At a recent UNCTAD meeting on this subject, I said that aid for trade is not a panacea for all trade-related problems. Nor should it substitute for development benefits that must arise from a successful outcome of the Round, as the Hong Kong declaration itself pointed out. It must, rather, complement any such outcome; it must, in short, keep the development promise of the DDA. That means that if it is adequately designed, managed and implemented, it can help developing countries to really use trade and trade liberalization as an engine of development and poverty reduction. We look forward to the recommendations of the Aid for Trade Task Force established by the WTO´s Director-General, pursuant to the mandate given in Hong Kong last December.

And this brings me to my final point this evening. We hear a lot in the news these days about creeping protectionist tendencies in both developed and developing countries. An op-ed in the Financial Times of April 6 warned that eroding the WTO principles could "risk unleashing a vicious spiral of beggar-my-neighbour nationalism" and increase the risk of "economic conflict". Some fears of job losses, high adjustment costs and so forth are well founded; but others are simply not justified. I am reminded of the famous satire by the 19th-century French economist Frédéric Bastiat, who wrote of candle makers petitioning Parliament to block out the sun because of unfair competition. But the sun can be stopped no less than the relentless march of globalization. As the Federal Reserve Bank of Dallas wrote in an April 10 op-ed in the New York Times, "nations can no longer sit within their borders and pursue policies incompatible with an increasingly integrated world economy".

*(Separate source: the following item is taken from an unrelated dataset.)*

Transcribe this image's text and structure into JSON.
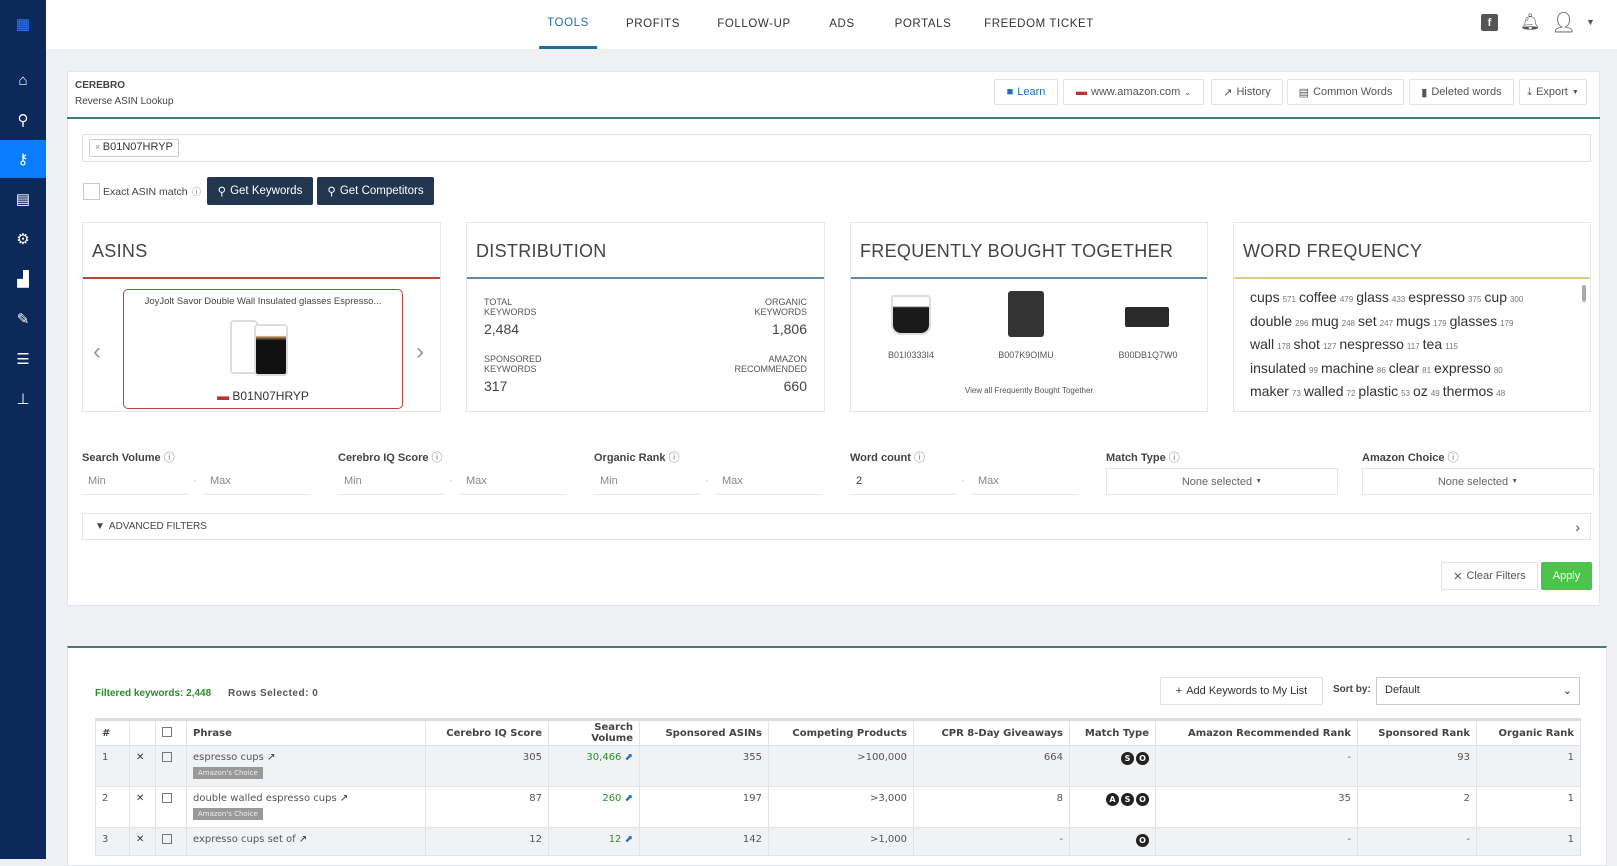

In the long run, I think that we as internationalists would agree: protectionism is a dead end. The Dallas Bank article said that "the more globalized nations tend to pursue policies that achieve faster economic growth, lower inflation, higher incomes and greater economic freedom".

The bottom line is self-interest, which must be enlightened. John F. Kennedy, in a sentiment echoing Franklin D. Roosevelt, famously said that if a free society cannot help the many who are poor, it cannot save the few who are rich.

I believe that trade can, and should, contribute to this goal."